SP Agent Team Token Report — Week of 2026-04-26
• 1 分鐘閱讀 1 分
---
title: "Weekly Token Optimization Report: Routing Efficiency & Hermes Scaling"
date: "2026-04-27"
category: "Engineering"
---
## This Week's Numbers
Our token distribution for the week of April 20th to April 26th shows a concerning trend in model routing.
| Metric | Value | Trend | Status |
| :--- | :--- | :--- | :--- |
| **Opus Turns (Avg)** | 54% | $\uparrow$ 12% | 🔴 Red |
| **Target Opus%** | < 50% | — | — |
| **Hermes Sessions** | 127 | $\uparrow$ | 🟢 Healthy |
| **Total Hermes Tokens** | 44.4M | $\uparrow$ | 🟢 Healthy |
| **Hermes Cost** | $0.91 | $\downarrow$ | 🟢 Optimized |
## What Changed
The primary shift this week was a significant spike in **Claude 3 Opus** utilization, peaking on April 25th at **76%**. This represents a "worsening" of our routing efficiency, as we moved from 42% Opus usage last week to 54% this week.
While the total volume of turns remained steady across the week, the reliance on the most expensive model for reasoning tasks suggests that recent complex tickets are bypassing our Sonnet-first routing logic.
## Wins
The **Hermes Agent** (powered by `qwen3-235b`) has become a powerhouse for high-volume, low-complexity operations.
- **High Throughput**: Processed over **44 million tokens** across 127 sessions.
- **Tool Proficiency**: Hermes is successfully handling the "heavy lifting" of system interaction. The top tools—`terminal` (21.4%), `read_file` (19.3%), and `patch` (12.4%)—indicate that Hermes is effectively managing filesystem audits and codebase exploration.

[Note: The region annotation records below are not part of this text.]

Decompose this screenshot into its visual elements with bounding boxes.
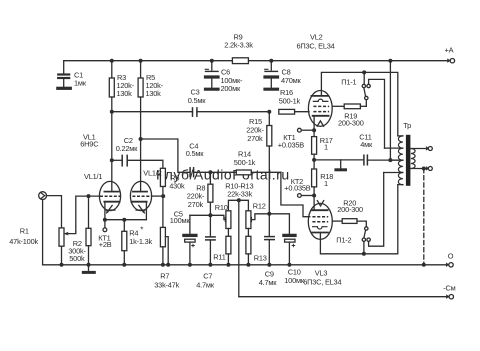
svg-text:33k-47k: 33k-47k xyxy=(154,281,179,290)
resistor R5 xyxy=(138,61,143,139)
resistor R12 preset xyxy=(246,211,251,229)
resistor R17 xyxy=(312,137,317,160)
svg-text:430k: 430k xyxy=(169,182,185,191)
resistor R20 xyxy=(332,219,366,227)
svg-text:200-300: 200-300 xyxy=(337,205,363,214)
wire: +A supply rail xyxy=(64,60,451,62)
svg-text:2.2k-3.3k: 2.2k-3.3k xyxy=(224,41,253,50)
resistor R6 xyxy=(160,168,165,196)
capacitor C1 xyxy=(58,61,69,87)
svg-text:1: 1 xyxy=(324,143,328,152)
svg-text:130k: 130k xyxy=(117,89,133,98)
wire: VL1/1 anode to plate xyxy=(111,160,113,191)
input terminal xyxy=(39,192,47,265)
switch P1-1 xyxy=(362,72,384,148)
wire: R10 wiper tap xyxy=(210,215,225,219)
svg-text:4.7мк: 4.7мк xyxy=(259,278,277,287)
svg-text:R12: R12 xyxy=(253,202,266,211)
svg-text:100мк: 100мк xyxy=(284,276,305,285)
capacitor C8 electrolytic xyxy=(265,61,278,88)
resistor R9 xyxy=(232,58,248,64)
svg-text:C7: C7 xyxy=(203,272,212,281)
resistor R16 xyxy=(279,109,309,114)
svg-text:+A: +A xyxy=(445,46,454,55)
svg-text:O: O xyxy=(448,252,454,261)
svg-text:+0.035В: +0.035В xyxy=(284,183,310,192)
wire: VL1/2 anode branch xyxy=(140,139,142,191)
svg-text:R7: R7 xyxy=(160,272,169,281)
svg-text:500-1k: 500-1k xyxy=(234,158,256,167)
wire: ground rail (bottom) xyxy=(43,264,449,266)
svg-text:6П3С, EL34: 6П3С, EL34 xyxy=(297,42,335,51)
svg-text:4.7мк: 4.7мк xyxy=(196,281,214,290)
ground under C6 xyxy=(206,88,219,91)
output terminal upper xyxy=(426,147,432,151)
capacitor C11 xyxy=(364,155,403,165)
transformer Tr primary winding xyxy=(384,136,403,185)
svg-text:П1-2: П1-2 xyxy=(336,235,351,244)
wire: -Cm bias line xyxy=(239,296,449,298)
wire: R10/R12 top bridge xyxy=(228,200,248,211)
svg-text:270k: 270k xyxy=(247,134,263,143)
wire: R12 wiper tap xyxy=(252,214,269,220)
svg-text:R10: R10 xyxy=(215,203,228,212)
node: R8/C7/C5 bias node xyxy=(190,214,211,216)
resistor R14 xyxy=(236,170,281,175)
resistor R11 xyxy=(226,229,231,265)
transformer Tr core xyxy=(406,135,411,186)
svg-text:1: 1 xyxy=(324,179,328,188)
wire: cathode common node line xyxy=(314,159,363,161)
terminal -Cm xyxy=(446,295,453,299)
wire: rail to transformer centre tap xyxy=(389,61,391,160)
svg-text:VL3: VL3 xyxy=(315,269,328,278)
svg-text:100мк: 100мк xyxy=(170,216,191,225)
wire: input to R1 xyxy=(46,196,61,228)
svg-text:VL1/2: VL1/2 xyxy=(143,169,161,178)
wire: R5 to C4 xyxy=(141,139,189,172)
resistor R7 preset xyxy=(160,196,168,265)
capacitor C2 xyxy=(112,155,163,168)
svg-text:1мк: 1мк xyxy=(74,79,87,88)
capacitor C6 electrolytic xyxy=(205,61,218,88)
resistor R13 xyxy=(246,229,251,265)
svg-text:4мк: 4мк xyxy=(360,140,373,149)
ground stub near C11 xyxy=(336,160,346,170)
output terminal lower xyxy=(426,167,432,171)
resistor R8 xyxy=(208,172,213,236)
svg-text:6П3С, EL34: 6П3С, EL34 xyxy=(303,278,341,287)
capacitor C10 electrolytic xyxy=(269,214,295,265)
svg-text:*: * xyxy=(140,226,143,235)
svg-text:R1: R1 xyxy=(20,227,29,236)
ground below R2 xyxy=(83,265,94,273)
wire: bias feed riser xyxy=(238,200,240,296)
svg-text:+0.035В: +0.035В xyxy=(278,140,304,149)
capacitor C9 xyxy=(265,214,274,265)
test point KT1 (+0.035V) xyxy=(298,128,315,132)
svg-text:200-300: 200-300 xyxy=(338,118,364,127)
svg-text:470мк: 470мк xyxy=(281,76,302,85)
tube VL3 pentode (inverted) xyxy=(308,201,332,240)
svg-text:R11: R11 xyxy=(213,252,225,261)
wire: VL3 anode line to transformer xyxy=(320,185,397,254)
svg-text:VL2: VL2 xyxy=(310,32,323,41)
wire: dashed feedback link xyxy=(423,169,425,265)
ground under C1 xyxy=(58,87,71,90)
wire: VL1/1 cathode lead xyxy=(104,202,106,220)
svg-text:270k: 270k xyxy=(188,200,204,209)
svg-text:47k-100k: 47k-100k xyxy=(9,237,38,246)
svg-text:-См: -См xyxy=(443,283,455,292)
wire: cathode bus VL1 xyxy=(105,219,146,221)
svg-text:6Н9С: 6Н9С xyxy=(80,140,99,149)
capacitor C3 xyxy=(112,108,269,116)
resistor R3 xyxy=(109,61,114,161)
resistor R15 xyxy=(267,112,272,214)
svg-text:VL1/1: VL1/1 xyxy=(84,172,102,181)
capacitor C7 xyxy=(206,237,215,265)
resistor R2 xyxy=(86,196,91,265)
svg-text:0.5мк: 0.5мк xyxy=(188,96,206,105)
wire: R14 to VL3 grid staircase xyxy=(281,172,310,216)
svg-text:R13: R13 xyxy=(254,253,267,262)
svg-text:200мк: 200мк xyxy=(221,84,242,93)
svg-text:1k-1.3k: 1k-1.3k xyxy=(129,237,152,246)
resistor R10 preset xyxy=(226,211,231,229)
svg-text:130k: 130k xyxy=(146,89,162,98)
capacitor C5 electrolytic xyxy=(184,215,196,264)
tube VL1/2 triode xyxy=(130,181,151,213)
resistor R18 xyxy=(312,160,317,196)
switch P1-2 xyxy=(362,173,384,254)
svg-text:Тр: Тр xyxy=(403,121,411,130)
potentiometer R1 xyxy=(59,228,76,265)
resistor R4 xyxy=(122,220,127,265)
resistor R19 xyxy=(332,104,366,109)
svg-text:+2В: +2В xyxy=(99,240,112,249)
svg-text:П1-1: П1-1 xyxy=(341,77,356,86)
wire: VL2 cathode lead xyxy=(313,116,315,137)
wire: VL1/2 cathode lead xyxy=(145,202,147,220)
svg-text:0.22мк: 0.22мк xyxy=(116,144,138,153)
tube VL1/1 triode xyxy=(99,181,120,213)
tube VL2 pentode xyxy=(308,91,332,127)
svg-text:500k: 500k xyxy=(69,254,85,263)
wire: VL1/1 grid lead xyxy=(76,196,100,232)
terminal O xyxy=(446,263,453,267)
svg-text:500-1k: 500-1k xyxy=(279,97,301,106)
test point KT1 (+2V) xyxy=(103,220,107,232)
svg-text:22k-33k: 22k-33k xyxy=(227,189,252,198)
capacitor C4 xyxy=(190,168,236,177)
wire: VL1/2 grid lead to R6/R7 node xyxy=(152,195,163,197)
wire: VL2 anode lead and anode line to transformer xyxy=(321,72,397,135)
transformer Tr secondary winding xyxy=(411,149,428,169)
ground under C8 xyxy=(265,88,278,91)
test point KT2 (+0.035V) xyxy=(298,194,315,198)
wire: VL3 cathode lead xyxy=(313,196,315,211)
terminal +A xyxy=(448,59,455,63)
svg-text:0.5мк: 0.5мк xyxy=(186,149,204,158)
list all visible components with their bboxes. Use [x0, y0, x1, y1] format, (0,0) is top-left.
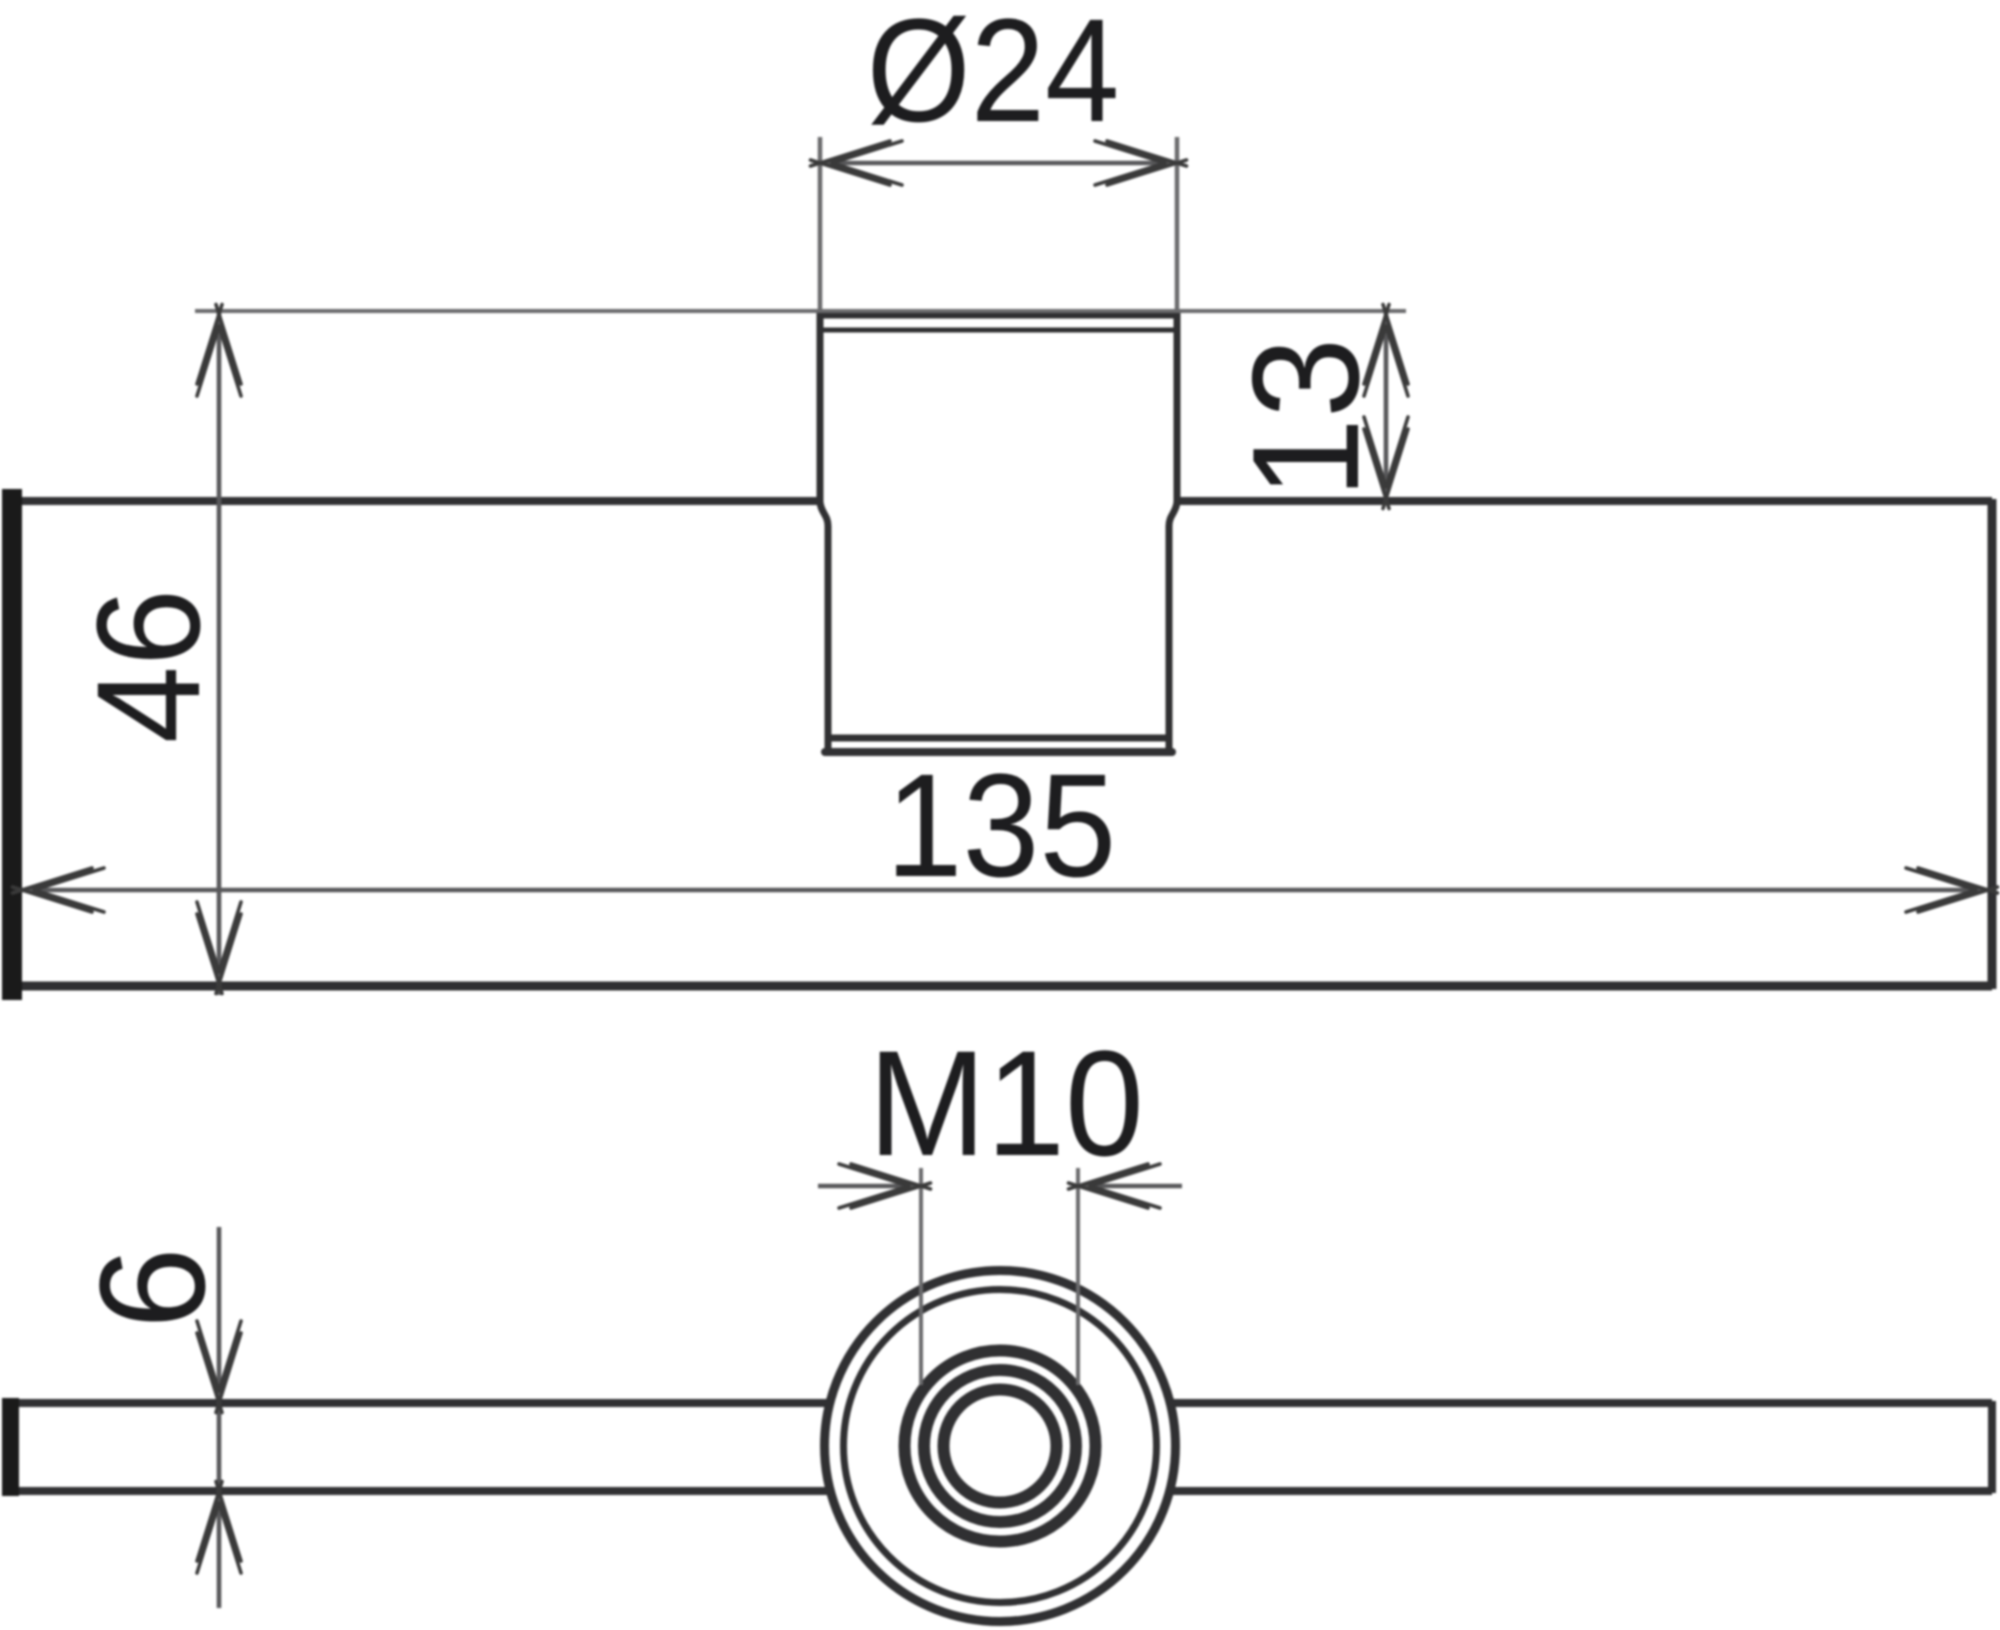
dim 13: top arrow	[1364, 305, 1408, 397]
dim M10: left extension line	[919, 1168, 923, 1385]
plate top view: bottom edge	[8, 982, 1992, 991]
plate side view: bottom edge (right of flange)	[1169, 1487, 1992, 1495]
plate side view: right edge	[1988, 1401, 1996, 1493]
plate top view: top edge (right of boss)	[1175, 497, 1992, 505]
svg-text:46: 46	[67, 589, 230, 744]
dim O24: left arrow	[811, 141, 903, 185]
sleeve boss: right side	[1169, 311, 1177, 750]
dim M10: left dimension line	[818, 1184, 921, 1189]
thread circle inner (hole)	[944, 1390, 1057, 1503]
plate top view: thick left end cap	[2, 489, 22, 1000]
dim M10: right dimension line	[1078, 1184, 1182, 1189]
thread circle outer	[905, 1351, 1096, 1542]
sleeve boss: bottom edge line 1 (chamfer)	[828, 735, 1169, 742]
sleeve flange: outer circle	[825, 1271, 1176, 1622]
dim M10: left arrow (points right)	[839, 1164, 931, 1208]
svg-text:Ø24: Ø24	[867, 0, 1120, 152]
sleeve flange: inner circle	[844, 1290, 1157, 1603]
dim 13: label (rotated)	[1222, 338, 1391, 499]
sleeve boss: top edge line 1	[820, 312, 1177, 319]
dim 13: bottom arrow	[1364, 417, 1408, 509]
svg-text:135: 135	[886, 744, 1117, 908]
svg-text:13: 13	[1222, 338, 1391, 499]
dim 6: top arrow (points down at plate top)	[197, 1321, 241, 1413]
plate top view: right edge	[1988, 499, 1997, 989]
dim O24: label	[867, 0, 1120, 152]
sleeve boss: left side	[820, 311, 828, 750]
dim 135: dimension line	[22, 888, 1988, 893]
plate side view: thick left end cap	[2, 1398, 19, 1496]
svg-text:M10: M10	[868, 1019, 1144, 1187]
sleeve boss: top edge line 2 (chamfer)	[823, 328, 1174, 333]
dim O24: right arrow	[1095, 141, 1187, 185]
plate top view: top edge (left of boss)	[8, 497, 822, 505]
dim M10: right arrow (points left)	[1069, 1164, 1161, 1208]
extension line at sleeve top	[195, 309, 1406, 313]
plate side view: bottom edge (left of flange)	[8, 1487, 831, 1495]
dim O24: dimension line	[820, 161, 1177, 166]
plate side view: top edge (right of flange)	[1169, 1399, 1992, 1407]
dim M10: label	[868, 1019, 1144, 1187]
dim 6: label (rotated)	[70, 1247, 237, 1329]
dim 46: bottom arrow	[197, 902, 241, 994]
dim 6: bottom arrow (points up at plate bottom)	[197, 1482, 241, 1574]
dim O24: right extension line above boss	[1175, 137, 1180, 311]
sleeve boss: bottom edge line 2	[825, 748, 1172, 756]
thread circle middle	[924, 1370, 1076, 1522]
dim 46: label (rotated)	[67, 589, 230, 744]
dim 135: right arrow	[1906, 868, 1998, 912]
dim 135: left arrow	[13, 868, 105, 912]
dim 13: dimension line	[1384, 311, 1389, 501]
dim O24: left extension line above boss	[818, 137, 823, 311]
dim 135: label	[886, 744, 1117, 908]
dim M10: right extension line	[1076, 1168, 1080, 1385]
dim 46: dimension line	[217, 311, 222, 995]
dim 46: top arrow	[197, 305, 241, 397]
plate side view: top edge (left of flange)	[8, 1399, 831, 1407]
svg-text:6: 6	[70, 1247, 237, 1329]
dim 6: dimension line	[217, 1227, 222, 1608]
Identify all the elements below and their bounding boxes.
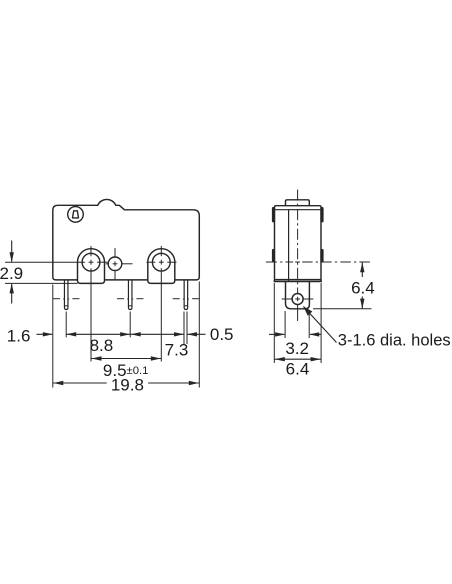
svg-text:3.2: 3.2	[285, 339, 309, 358]
svg-text:6.4: 6.4	[351, 278, 375, 297]
svg-text:6.4: 6.4	[286, 360, 310, 379]
svg-text:0.5: 0.5	[210, 325, 234, 344]
svg-text:2.9: 2.9	[0, 264, 23, 283]
svg-text:1.6: 1.6	[7, 326, 31, 345]
svg-text:3-1.6 dia. holes: 3-1.6 dia. holes	[338, 332, 451, 350]
svg-text:19.8: 19.8	[111, 375, 144, 394]
svg-text:8.8: 8.8	[90, 336, 114, 355]
svg-text:7.3: 7.3	[165, 341, 189, 360]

- **Operational Stability**: Maintained an average session length of ~3 minutes with a high message density (13.1 msgs/session), proving it can handle iterative debugging loops without escalating to Claude.
## Challenges
The **🔴 Red Light** status on our Opus% metric is the critical blocker. An Opus percentage of 54% indicates that our "Complexity Gate" is too permissive. We are routing tasks to Opus that could likely be handled by Sonnet or Hermes, increasing both latency and cost per turn.
## Next Week's Target
Our objective for the coming week is a return to **Opus% < 45%**. We need to tighten the dispatch logic to ensure Opus is reserved strictly for architectural decision-making and high-level reasoning, rather than implementation.
## Dispatch Optimization
Based on this week's Hermes tool usage, we will shift the following tasks from Claude to Hermes:
1. **Filesystem Exploration**: All `search_files` and `read_file` sequences will be routed to Hermes by default.
2. **Boilerplate Patching**: Standard `patch` operations for repetitive code updates will move to Hermes.
3. **Environment Audits**: Terminal-based system checks (`terminal` calls) will be offloaded to the Qwen-based engine.
## Cost Savings
The efficiency of the Hermes agent is stark. By utilizing a high-capacity, low-cost model for the "grunt work" of agentic loops:
- **Hermes Actual Cost**: $0.91 for 1,666 messages.
- **Estimated Sonnet Cost**: For the same 44.4M tokens, assuming a blend of input/output costs (~$3/M input), the cost would have exceeded **$130.00**.
- **Total Estimated Savings**: **~$129.00 per week** by diverting these specific tool-heavy sessions.
## Recommendations
Based on current telemetry, the following actions are mandated for the next sprint:
1. **Route more implementation to Sonnet**: Since Opus% is 54% (>50%), we must adjust the dispatcher to force Sonnet for all `write_file` and `patch` tasks.
2. **Optimize routing hooks**: Review why April 25th saw a 76% Opus spike to identify if a specific project type is triggering an "Opus-only" flag.
3. **Expand Hermes Toolset**: Given the success of the `terminal` and `read_file` tools, we will migrate more "Discovery" phase tools to Hermes to further reduce the Claude context window load.